On DVD: Hooray for Hollywood
REVIEW A second volume of "Forbidden" films from the 1930s proves to be a fascinating DVD collection.
By BRUCE DANCIS, Sacramento Bee
In a case of commerce -- and some might say art and honesty, as well -- triumphing over censorship, the studios decided to ignore the code or challenge its implementation. This resulted in the production of hugely popular, and violent, gangster movies such as 1931's "Little Caesar" and "The Public Enemy" and socially conscious films depicting prison brutality, such as 1932's "I Am a Fugitive From a Chain Gang."
But it was primarily in the area of sexuality that Hollywood films from 1930 to 1934 took on the censors and served up the kind of racy fare that wouldn't be seen again until the 1950s and '60s. The era became known as "pre-code Hollywood" even though the code existed. (It wasn't seriously enforced until 1934.)
Five of these films are packaged in "TCM Archives: Forbidden Hollywood Collection, Vol. 2" (Warner, $50), a fascinating three-disc collection that includes an excellent documentary, "Thou Shalt Not: Sex, Sin and Censorship in Pre-Code Hollywood." Here's a quick look:
"The Divorcee" (1930): This controversial film was a direct challenge to the code by its studio, MGM, and resulted in an Oscar for its star, Norma Shearer. She plays a devoted wife who learns that her husband (Chester Morris) has been having an affair. Her response is to sleep with her husband's best friend -- and that's just for starters. Even though Shearer's character reconciles with her husband, the film represents a remarkable depiction of female empowerment and sexual expression.
"A Free Soul" (1931): Shearer this time plays a free-spirited San Francisco socialite who dumps her upper-crust fiancé (Leslie Howard) after she gets one glimpse of the rugged gangster (Clark Gable) her lawyer father (Lionel Barrymore) is defending in a murder trial. Shearer becomes Gable's mistress and has some steamy love scenes with him. But she dumps him after she makes a pact with her alcoholic father -- she won't see Gable anymore if he'll give up drinking. Shearer is as appealing as ever, and Barrymore won an Oscar for his performance, but it's Gable, in one of his first major roles, who stands out.
"Three on a Match" (1932): Director Mervyn LeRoy's film -- filled with alcoholism, drug abuse and child neglect -- is about three childhood friends from different social strata who grow up to become Bette Davis, Joan Blondell and Ann Dvorak. As a wealthy woman who deserts her kind husband and young son for a life of debauchery, Dvorak has the showiest and raunchiest part. Humphrey Bogart appears in one of his early screen roles, playing a gangster.
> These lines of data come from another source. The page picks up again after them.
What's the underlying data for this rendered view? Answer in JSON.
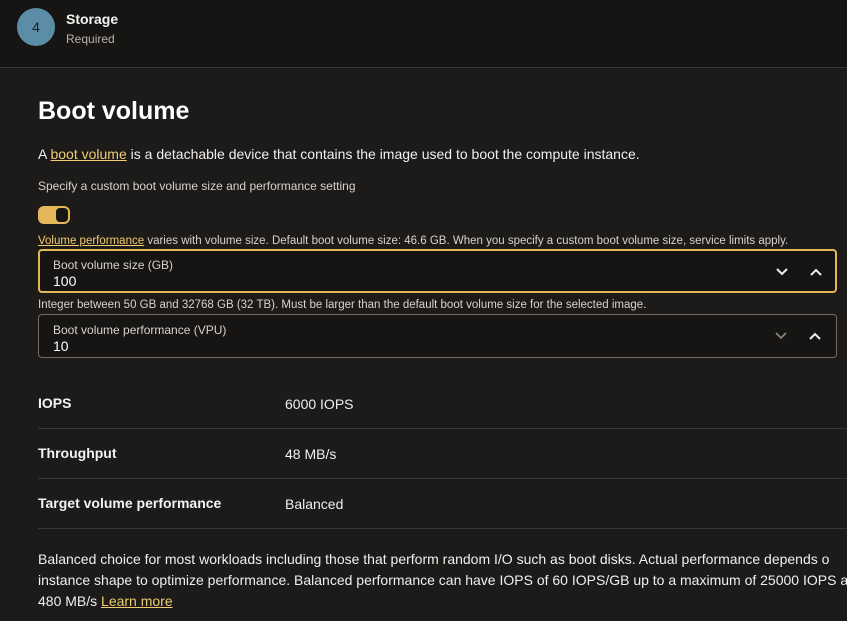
{
  "step": {
    "number": "4",
    "title": "Storage",
    "subtitle": "Required"
  },
  "section": {
    "title": "Boot volume",
    "description_prefix": "A ",
    "description_link": "boot volume",
    "description_suffix": " is a detachable device that contains the image used to boot the compute instance.",
    "toggle_label": "Specify a custom boot volume size and performance setting",
    "toggle_on": true,
    "perf_link": "Volume performance",
    "perf_note": " varies with volume size. Default boot volume size: 46.6 GB. When you specify a custom boot volume size, service limits apply."
  },
  "size_field": {
    "label": "Boot volume size (GB)",
    "value": "100"
  },
  "size_hint": "Integer between 50 GB and 32768 GB (32 TB). Must be larger than the default boot volume size for the selected image.",
  "vpu_field": {
    "label": "Boot volume performance (VPU)",
    "value": "10"
  },
  "metrics": [
    {
      "label": "IOPS",
      "value": "6000 IOPS"
    },
    {
      "label": "Throughput",
      "value": "48 MB/s"
    },
    {
      "label": "Target volume performance",
      "value": "Balanced"
    }
  ],
  "footer": {
    "line1": "Balanced choice for most workloads including those that perform random I/O such as boot disks. Actual performance depends o",
    "line2": "instance shape to optimize performance. Balanced performance can have IOPS of 60 IOPS/GB up to a maximum of 25000 IOPS a",
    "line3_prefix": "480 MB/s ",
    "learn_more": "Learn more"
  },
  "colors": {
    "accent": "#e3b75a",
    "link": "#f0cc71",
    "step_circle": "#5b8ea6"
  }
}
"Female" (1933): Sort of a romantic comedy from director Michael Curtiz, this film is distinguished by its sexual role reversal: Ruth Chatterton stars as the president of a large automobile corporation who sleeps with various men in her employ before meeting her match in a new employee (George Brent, Chatterton's husband at the time).
"Night Nurse" (1931): William Wellman's quirky film stars Barbara Stanwyck and Joan Blondell as young nurses who frequently change clothes -- female disrobing and dishevelment being another notable feature of films of the era. Part comedy and part melodrama, it's about Stanwyck's character discovering a plot to murder the two children she has been hired to care for. The bad guys include a drunken, drugged-out and neglectful mother, a dishonest doctor and the mother's evil chauffeur (Gable, who punches Stanwyck squarely on the jaw). In a twist on the usual Hollywood morality tale, Stanwyck's bootlegger boyfriend (Ben Lyon) provides justice, rather than the police.
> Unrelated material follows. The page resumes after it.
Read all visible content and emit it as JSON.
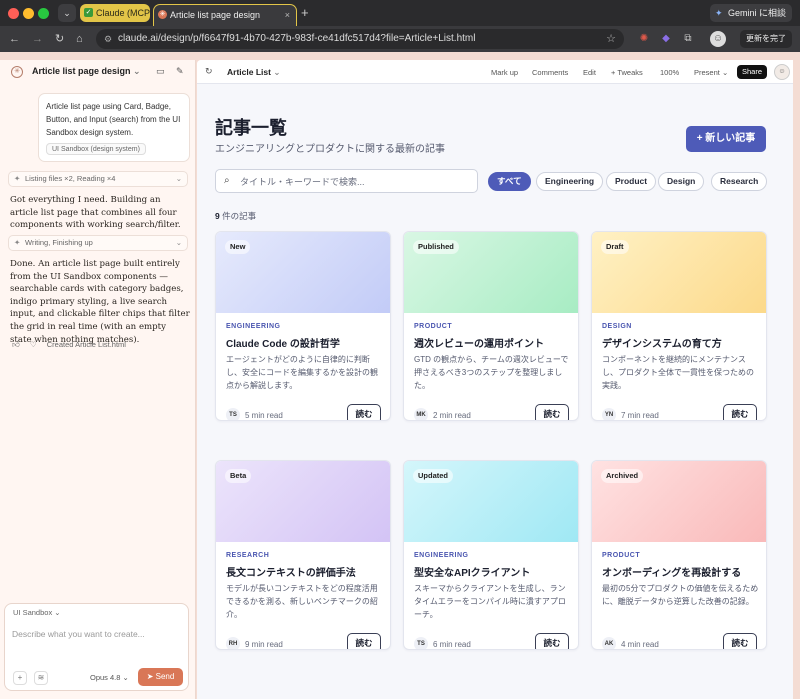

Given the lurid and titillating nature of the films, one can't quite make their DVD debuts a landmark event in the triumph of art over censorship. Yet considering what came later with the enforcement of the code in mid-1934 -- a decades-long era of timidity in the depiction of sexuality, violence and social problems on the screen -- "Forbidden Hollywood" is a cogent reminder of what was lost.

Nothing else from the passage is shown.